Dengan mengabaikan fakta buruknya hasil demokrasi Indonesia, asumsi-asumsi demokrasi tidak boleh berhenti dikumandangkan setiap hari, termasuk ke telinga para pelaku jahatokrasi (penganut faham modus kejahatan sebagai kekuatan untuk meraih legitimasi) dan kaum si bolis na burju (para penjahat demokrasi yang berpura-pura baik hati antara lain dengan jurus money politic).

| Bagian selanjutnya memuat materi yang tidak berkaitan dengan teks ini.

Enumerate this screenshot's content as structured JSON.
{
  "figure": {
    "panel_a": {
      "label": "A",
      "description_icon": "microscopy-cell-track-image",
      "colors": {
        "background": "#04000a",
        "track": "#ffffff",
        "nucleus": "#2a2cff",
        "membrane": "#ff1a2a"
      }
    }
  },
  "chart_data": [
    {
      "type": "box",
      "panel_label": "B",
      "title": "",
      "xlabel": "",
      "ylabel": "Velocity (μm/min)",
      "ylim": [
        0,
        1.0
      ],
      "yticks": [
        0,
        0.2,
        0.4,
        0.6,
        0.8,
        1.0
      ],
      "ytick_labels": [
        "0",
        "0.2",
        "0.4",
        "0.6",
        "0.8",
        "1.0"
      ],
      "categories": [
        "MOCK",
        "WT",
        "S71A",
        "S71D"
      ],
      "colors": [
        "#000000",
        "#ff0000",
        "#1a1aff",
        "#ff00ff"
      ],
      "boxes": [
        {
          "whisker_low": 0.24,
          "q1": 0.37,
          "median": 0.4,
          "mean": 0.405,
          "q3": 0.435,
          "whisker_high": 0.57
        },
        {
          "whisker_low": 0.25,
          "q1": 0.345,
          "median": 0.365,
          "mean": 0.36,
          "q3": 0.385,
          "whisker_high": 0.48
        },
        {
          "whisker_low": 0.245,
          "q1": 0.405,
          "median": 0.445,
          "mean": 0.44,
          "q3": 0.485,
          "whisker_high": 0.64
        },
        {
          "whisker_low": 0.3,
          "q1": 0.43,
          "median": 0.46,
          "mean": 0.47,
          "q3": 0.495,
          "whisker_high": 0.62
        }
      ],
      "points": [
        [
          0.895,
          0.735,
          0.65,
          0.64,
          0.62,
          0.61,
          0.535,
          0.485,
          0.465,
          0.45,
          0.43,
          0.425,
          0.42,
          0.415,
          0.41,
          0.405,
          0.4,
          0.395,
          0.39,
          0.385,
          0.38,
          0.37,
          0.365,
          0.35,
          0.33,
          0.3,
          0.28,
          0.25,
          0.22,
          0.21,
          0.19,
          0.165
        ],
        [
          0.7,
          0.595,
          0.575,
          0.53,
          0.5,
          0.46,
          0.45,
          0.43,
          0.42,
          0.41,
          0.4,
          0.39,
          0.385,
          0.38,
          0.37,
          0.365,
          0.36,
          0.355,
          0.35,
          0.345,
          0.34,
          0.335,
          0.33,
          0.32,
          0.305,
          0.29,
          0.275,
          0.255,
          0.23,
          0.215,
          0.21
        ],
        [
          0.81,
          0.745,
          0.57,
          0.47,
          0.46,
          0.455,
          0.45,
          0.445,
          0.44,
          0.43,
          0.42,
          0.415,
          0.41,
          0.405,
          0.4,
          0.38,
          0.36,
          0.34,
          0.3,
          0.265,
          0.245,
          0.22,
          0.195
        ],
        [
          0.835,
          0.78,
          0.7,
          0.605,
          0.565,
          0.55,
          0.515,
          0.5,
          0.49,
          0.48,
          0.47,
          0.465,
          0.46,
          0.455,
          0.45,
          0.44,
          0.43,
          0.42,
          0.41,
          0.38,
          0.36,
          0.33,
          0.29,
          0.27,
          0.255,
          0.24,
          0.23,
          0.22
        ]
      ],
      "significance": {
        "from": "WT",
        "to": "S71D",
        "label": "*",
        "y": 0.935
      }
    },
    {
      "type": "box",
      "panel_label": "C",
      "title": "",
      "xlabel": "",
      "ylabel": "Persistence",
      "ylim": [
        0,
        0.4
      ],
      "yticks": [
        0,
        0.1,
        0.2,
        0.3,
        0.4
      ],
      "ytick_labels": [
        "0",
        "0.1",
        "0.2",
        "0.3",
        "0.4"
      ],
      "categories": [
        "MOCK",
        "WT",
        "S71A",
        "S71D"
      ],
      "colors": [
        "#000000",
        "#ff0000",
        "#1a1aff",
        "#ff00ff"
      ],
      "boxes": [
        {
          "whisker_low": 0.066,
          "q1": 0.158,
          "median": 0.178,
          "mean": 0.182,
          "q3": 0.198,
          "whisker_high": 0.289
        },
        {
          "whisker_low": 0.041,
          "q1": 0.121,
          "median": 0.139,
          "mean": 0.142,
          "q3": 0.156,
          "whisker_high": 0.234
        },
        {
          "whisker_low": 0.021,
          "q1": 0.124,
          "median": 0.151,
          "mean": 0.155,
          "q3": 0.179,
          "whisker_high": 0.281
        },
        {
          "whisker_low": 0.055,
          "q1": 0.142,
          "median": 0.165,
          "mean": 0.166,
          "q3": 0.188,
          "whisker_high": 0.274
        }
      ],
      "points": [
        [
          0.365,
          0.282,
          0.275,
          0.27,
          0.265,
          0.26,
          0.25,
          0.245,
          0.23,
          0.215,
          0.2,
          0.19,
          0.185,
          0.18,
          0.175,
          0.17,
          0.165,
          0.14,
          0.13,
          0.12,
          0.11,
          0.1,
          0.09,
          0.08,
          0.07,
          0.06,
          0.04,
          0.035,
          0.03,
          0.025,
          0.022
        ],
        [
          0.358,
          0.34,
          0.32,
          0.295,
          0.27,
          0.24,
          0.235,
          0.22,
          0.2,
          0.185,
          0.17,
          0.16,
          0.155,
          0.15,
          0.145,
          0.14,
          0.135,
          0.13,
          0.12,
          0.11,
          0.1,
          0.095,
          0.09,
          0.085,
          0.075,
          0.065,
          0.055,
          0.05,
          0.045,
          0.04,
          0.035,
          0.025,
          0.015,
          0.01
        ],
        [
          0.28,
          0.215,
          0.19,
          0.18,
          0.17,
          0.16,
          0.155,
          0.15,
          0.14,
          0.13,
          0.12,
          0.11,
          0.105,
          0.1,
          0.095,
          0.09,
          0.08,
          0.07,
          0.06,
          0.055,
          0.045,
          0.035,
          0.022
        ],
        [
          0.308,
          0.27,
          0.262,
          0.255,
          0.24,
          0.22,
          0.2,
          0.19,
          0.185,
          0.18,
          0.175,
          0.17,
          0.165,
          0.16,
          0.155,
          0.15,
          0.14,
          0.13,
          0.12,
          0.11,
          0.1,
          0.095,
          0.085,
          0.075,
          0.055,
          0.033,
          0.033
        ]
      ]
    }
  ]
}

Pemerintah demokratis dijamin pasti lebih berhati-hati dan akan lebih memperhatikan kebutuhan publik. Pula, pemerintah seperti itu diyakini akan lebih mampu melindungi rakyat dari berbagai bentuk malapetaka, termasuk malapetaka ekonomi seperti kelaparan dan perang. Bandingkanlah misalnya bahwa sejak 1995, 10% penduduk Korea Utara mati kelaparan. Antara 1958-1961, 30 juta penduduk Cina mati kelaparan. Sejak 1947, di India tidak pernah terjadi kelaparan massal, walaupun ketika terjadi kegagalan panen (Mas’oed, 2008).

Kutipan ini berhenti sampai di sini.